An Empirical Study of Gemini 3 for Detecting Natural Language Test Smells in Manual Test Cases

Manual testing, in which testers follow natural language instructions to validate system behavior, remains essential for uncovering issues that are difficult to capture with automation. However, manual test cases often contain test smells, quality issues such as ambiguity, redundancy, or missing checks that reduce reliability, maintainability, and reproducibility. Existing detection approaches largely depend on manually engineered rules and thus struggle to generalize and scale across heterogeneous test suites. In our previous work, we assessed the feasibility of using Small Language Models (SLMs) for test smell detection by evaluating GEMMA-3-4B, LLAMA-3.2-3B, and PHI-4-14B on test steps from 143 real-world Ubuntu test cases, covering seven smell types. PHI-4-14B achieved the best performance. In this article, we investigate whether a contemporary Large Language Model (GEMINI-3-PRO-PREVIEW) available at the time of the study can identify test smells in natural language manual test cases using a prompt-based, whole-test-case analysis strategy. Unlike approaches that analyze individual test steps in isolation, our approach evaluates complete test cases, enabling the model to consider relationships and dependencies among test steps. We evaluate the approach on 100 Ubuntu test cases covering seven test smell types and compare its performance against previously evaluated SLMs, including GEMMA-3-4B, LLAMA-3.2-3B, and PHI-4-14B. Our results show that GEMINI-3-PRO-PREVIEW outperforms the SLMs, while producing actionable explanations that can help practitioners revise manual test cases for greater clarity and consistency. We also find that test smells are pervasive in practice, with nearly one detected test smell per step on average, highlighting the need for scalable and automated quality support for manual testing artifacts.

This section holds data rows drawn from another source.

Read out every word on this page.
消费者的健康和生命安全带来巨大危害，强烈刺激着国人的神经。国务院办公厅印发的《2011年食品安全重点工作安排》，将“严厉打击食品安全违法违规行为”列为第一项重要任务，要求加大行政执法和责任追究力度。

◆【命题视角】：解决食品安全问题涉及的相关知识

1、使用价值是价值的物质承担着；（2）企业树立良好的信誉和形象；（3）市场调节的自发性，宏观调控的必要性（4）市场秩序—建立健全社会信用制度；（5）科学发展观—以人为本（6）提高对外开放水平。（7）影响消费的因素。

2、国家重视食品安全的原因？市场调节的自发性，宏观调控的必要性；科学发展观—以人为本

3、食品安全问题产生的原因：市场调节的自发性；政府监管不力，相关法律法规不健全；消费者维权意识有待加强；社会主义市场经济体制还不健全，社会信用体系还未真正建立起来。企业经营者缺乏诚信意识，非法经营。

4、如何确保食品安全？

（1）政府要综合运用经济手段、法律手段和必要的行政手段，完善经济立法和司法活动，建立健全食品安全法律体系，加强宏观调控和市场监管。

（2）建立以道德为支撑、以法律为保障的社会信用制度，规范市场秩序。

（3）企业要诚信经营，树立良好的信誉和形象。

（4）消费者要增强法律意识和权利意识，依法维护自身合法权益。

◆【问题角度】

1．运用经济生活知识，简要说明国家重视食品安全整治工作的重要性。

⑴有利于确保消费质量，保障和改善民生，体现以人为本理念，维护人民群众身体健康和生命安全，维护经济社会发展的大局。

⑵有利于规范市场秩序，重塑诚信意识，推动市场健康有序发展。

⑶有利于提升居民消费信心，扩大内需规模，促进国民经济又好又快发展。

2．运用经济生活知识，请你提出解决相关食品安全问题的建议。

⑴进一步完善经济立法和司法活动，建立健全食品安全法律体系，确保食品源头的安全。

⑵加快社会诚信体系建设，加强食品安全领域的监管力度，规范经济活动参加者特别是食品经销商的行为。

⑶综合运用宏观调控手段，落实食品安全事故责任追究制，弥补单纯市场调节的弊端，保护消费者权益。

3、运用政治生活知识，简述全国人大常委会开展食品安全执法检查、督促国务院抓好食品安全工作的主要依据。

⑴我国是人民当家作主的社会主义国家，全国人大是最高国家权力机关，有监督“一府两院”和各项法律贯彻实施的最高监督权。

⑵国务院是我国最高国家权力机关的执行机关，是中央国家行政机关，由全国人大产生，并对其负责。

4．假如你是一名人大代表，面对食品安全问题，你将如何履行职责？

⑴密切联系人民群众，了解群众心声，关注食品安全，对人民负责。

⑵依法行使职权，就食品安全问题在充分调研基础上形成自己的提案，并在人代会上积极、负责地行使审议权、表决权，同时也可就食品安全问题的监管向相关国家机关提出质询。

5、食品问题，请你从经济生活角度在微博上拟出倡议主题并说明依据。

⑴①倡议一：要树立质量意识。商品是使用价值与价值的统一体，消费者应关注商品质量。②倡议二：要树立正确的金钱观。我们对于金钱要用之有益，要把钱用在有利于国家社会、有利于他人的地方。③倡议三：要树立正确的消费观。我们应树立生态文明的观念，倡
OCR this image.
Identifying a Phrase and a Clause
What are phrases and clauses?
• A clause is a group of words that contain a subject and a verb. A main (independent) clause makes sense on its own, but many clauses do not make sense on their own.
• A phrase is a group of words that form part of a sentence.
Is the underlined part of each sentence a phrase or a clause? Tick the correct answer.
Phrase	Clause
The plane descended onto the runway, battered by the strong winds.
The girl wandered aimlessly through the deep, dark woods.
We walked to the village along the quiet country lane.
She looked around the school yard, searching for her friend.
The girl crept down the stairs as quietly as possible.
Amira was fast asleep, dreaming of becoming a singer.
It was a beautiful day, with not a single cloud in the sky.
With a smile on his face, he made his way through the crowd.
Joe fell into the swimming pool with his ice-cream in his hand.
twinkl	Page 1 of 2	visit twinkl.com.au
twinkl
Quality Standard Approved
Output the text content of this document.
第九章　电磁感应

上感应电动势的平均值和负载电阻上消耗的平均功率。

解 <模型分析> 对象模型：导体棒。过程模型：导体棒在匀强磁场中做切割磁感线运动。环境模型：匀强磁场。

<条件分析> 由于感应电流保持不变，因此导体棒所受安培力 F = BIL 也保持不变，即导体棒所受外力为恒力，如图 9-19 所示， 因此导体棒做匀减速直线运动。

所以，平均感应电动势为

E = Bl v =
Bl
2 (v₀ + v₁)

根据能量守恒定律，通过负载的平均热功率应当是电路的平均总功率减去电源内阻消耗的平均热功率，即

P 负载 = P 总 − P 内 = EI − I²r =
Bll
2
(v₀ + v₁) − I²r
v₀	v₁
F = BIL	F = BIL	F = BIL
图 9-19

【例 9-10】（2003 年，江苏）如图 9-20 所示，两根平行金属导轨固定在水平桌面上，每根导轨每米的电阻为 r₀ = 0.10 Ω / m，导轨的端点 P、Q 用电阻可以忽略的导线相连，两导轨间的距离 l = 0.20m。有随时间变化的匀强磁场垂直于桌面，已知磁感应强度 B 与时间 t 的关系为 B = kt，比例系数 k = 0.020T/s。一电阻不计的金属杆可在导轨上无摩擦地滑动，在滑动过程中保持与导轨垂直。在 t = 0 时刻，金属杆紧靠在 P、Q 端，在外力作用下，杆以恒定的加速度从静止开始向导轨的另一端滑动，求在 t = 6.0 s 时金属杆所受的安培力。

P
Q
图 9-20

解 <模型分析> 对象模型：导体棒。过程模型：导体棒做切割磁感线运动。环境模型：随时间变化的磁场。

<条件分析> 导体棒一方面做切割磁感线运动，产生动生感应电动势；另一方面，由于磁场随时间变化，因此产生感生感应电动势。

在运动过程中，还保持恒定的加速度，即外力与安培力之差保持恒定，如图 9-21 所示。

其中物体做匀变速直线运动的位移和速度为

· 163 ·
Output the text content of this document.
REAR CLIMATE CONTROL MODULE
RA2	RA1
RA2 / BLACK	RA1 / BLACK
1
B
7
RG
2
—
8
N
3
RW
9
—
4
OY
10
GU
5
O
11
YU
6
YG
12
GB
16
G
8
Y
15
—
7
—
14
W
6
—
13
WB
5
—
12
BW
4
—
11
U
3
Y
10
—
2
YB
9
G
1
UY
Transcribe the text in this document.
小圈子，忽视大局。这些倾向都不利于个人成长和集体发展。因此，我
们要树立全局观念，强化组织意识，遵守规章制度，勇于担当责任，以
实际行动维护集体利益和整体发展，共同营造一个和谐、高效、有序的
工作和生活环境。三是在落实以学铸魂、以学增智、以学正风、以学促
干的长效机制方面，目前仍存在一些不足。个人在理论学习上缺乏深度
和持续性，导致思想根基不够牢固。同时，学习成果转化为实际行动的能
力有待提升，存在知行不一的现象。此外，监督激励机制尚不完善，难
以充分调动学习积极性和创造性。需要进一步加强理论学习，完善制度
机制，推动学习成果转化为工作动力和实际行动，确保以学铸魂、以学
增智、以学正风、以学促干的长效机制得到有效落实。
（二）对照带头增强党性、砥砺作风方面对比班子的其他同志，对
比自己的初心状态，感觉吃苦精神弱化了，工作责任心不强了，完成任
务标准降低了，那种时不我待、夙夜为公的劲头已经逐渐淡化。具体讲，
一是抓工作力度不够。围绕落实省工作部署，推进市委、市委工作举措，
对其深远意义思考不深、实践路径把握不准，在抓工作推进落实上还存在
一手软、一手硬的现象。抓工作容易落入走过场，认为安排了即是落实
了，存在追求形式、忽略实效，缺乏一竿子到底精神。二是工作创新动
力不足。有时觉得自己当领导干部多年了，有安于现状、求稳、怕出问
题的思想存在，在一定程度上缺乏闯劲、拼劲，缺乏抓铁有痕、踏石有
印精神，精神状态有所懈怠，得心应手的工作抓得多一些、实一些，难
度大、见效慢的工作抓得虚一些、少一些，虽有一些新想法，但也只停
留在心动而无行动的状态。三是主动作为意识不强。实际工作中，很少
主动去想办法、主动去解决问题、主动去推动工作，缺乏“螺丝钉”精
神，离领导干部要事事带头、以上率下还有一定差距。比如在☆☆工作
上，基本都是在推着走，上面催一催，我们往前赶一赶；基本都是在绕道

翻译：手动测试（测试人员遵循自然语言指令来验证系统行为）仍然是发现自动化难以捕获问题的关键环节。然而，手动测试用例常常包含测试异味——诸如模糊性、冗余或缺失检查等质量问题——这些问题会降低可靠性、可维护性和可复现性。现有检测方法大多依赖人工设计的规则，因此在异构测试套件中难以实现泛化和扩展。在我们先前的工作中，我们评估了使用小语言模型进行测试异味检测的可行性，基于来自143个真实世界Ubuntu测试用例的测试步骤，对GEMMA-3-4B、LLAMA-3.2-3B和PHI-4-14B进行了评估，涵盖七种异味类型。其中，PHI-4-14B取得了最佳性能。在本文中，我们研究了一种在研究时可用的当代大语言模型（GEMINI-3-PRO-PREVIEW），是否能够通过基于提示的完整测试用例分析策略，识别自然语言手动测试用例中的测试异味。与孤立分析单个测试步骤的方法不同，我们的方法评估完整测试用例，使模型能够考虑测试步骤之间的关系和依赖。我们在100个Ubuntu测试用例上评估了该方法，涵盖七种测试异味类型，并将其性能与先前评估过的小语言模型（包括GEMMA-3-4B、LLAMA-3.2-3B和PHI-4-14B）进行了比较。结果表明，GEMINI-3-PRO-PREVIEW优于小语言模型，同时能生成可操作的解释，帮助从业者修订手动测试用例以提高清晰度和一致性。我们还发现，测试异味在实践中普遍存在，平均每个步骤检测到近一个测试异味，这凸显了对手动测试工件提供可扩展且自动化质量支持的需求。